“As is a tale, so is life. It is not how long it is, but how good it is that matters.” ~Seneca
This is the time of year for finishing–across the country, students are finishing preschool, elementary school, middle school, high school, and college. While none of our sons have reached a traditional educational milestone this year, we realized that some of their day-to-day trials and tribulations are worthy of at least a small bit of the celebration we save for those momentous occasions.
Recently, Kim’s ninth grade son, Matthew, took an English exam. In spite of thoroughly preparing for the test, the exam was hard. So hard, in fact, that thirty-five minutes into the ninety minute test, he decided it wasn’t worth finishing. He handed the test to the proctor and walked out.
As you would expect, the fallout for not finishing this exam is a failing grade. Given the work that he has done in the course to improve and even excel, failing this test left him feeling defeated. He was ready to write letters of angry protest and picket for justice, which in this case meant an easier exam.
For Kim, watching Matthew struggle–and fail–triggered a complex array of emotions ranging from empathy to her own feelings of failure as a parent, thus complicating an already complicated situation. She wanted to do something to make the situation “right” but struggled to know what that was. Fortunately, her own conflict consumed her long enough for Matthew to fully digest the experience. After giving it a great deal of thought, Matthew realized for himself that if he studied differently–and harder–he would be able to pass this exam. He petitioned for a retake (which has been granted) and he is gearing up to take the exam again.

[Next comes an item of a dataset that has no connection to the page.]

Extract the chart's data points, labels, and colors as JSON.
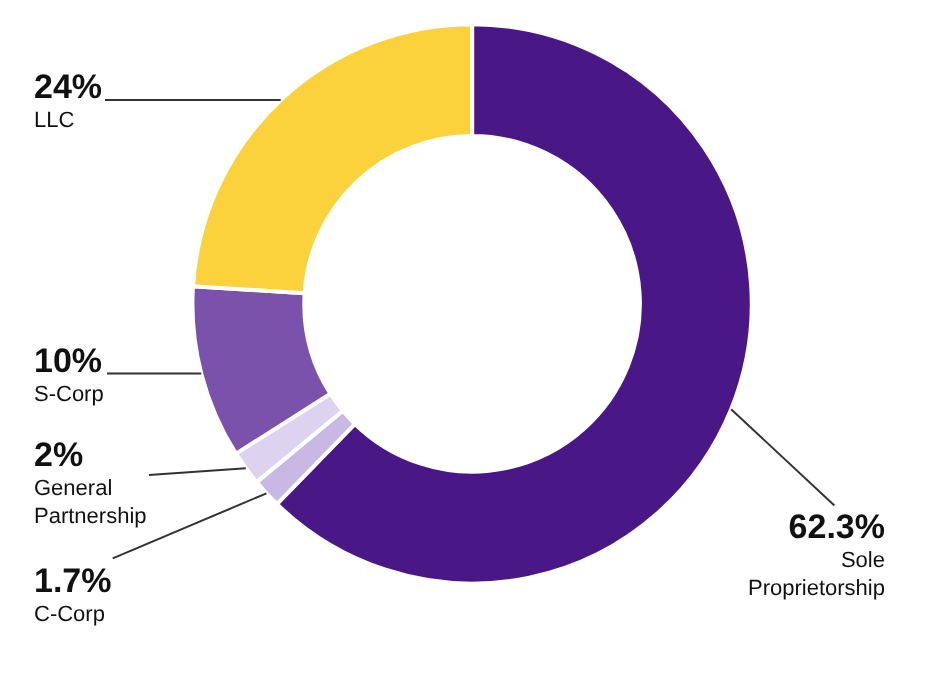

In her commencement speech at Harvard University in 2008, J.K. Rowling reminded graduates that, “Some failure in life is inevitable. It is impossible to live without failing at something, unless you live so cautiously that you might as well not have lived at all, in which case, you fail by default.” As you finish this school year and celebrate your children’s accomplishments, we hope that you will at least pause and give a nod to failure, for without it, great success would not be possible.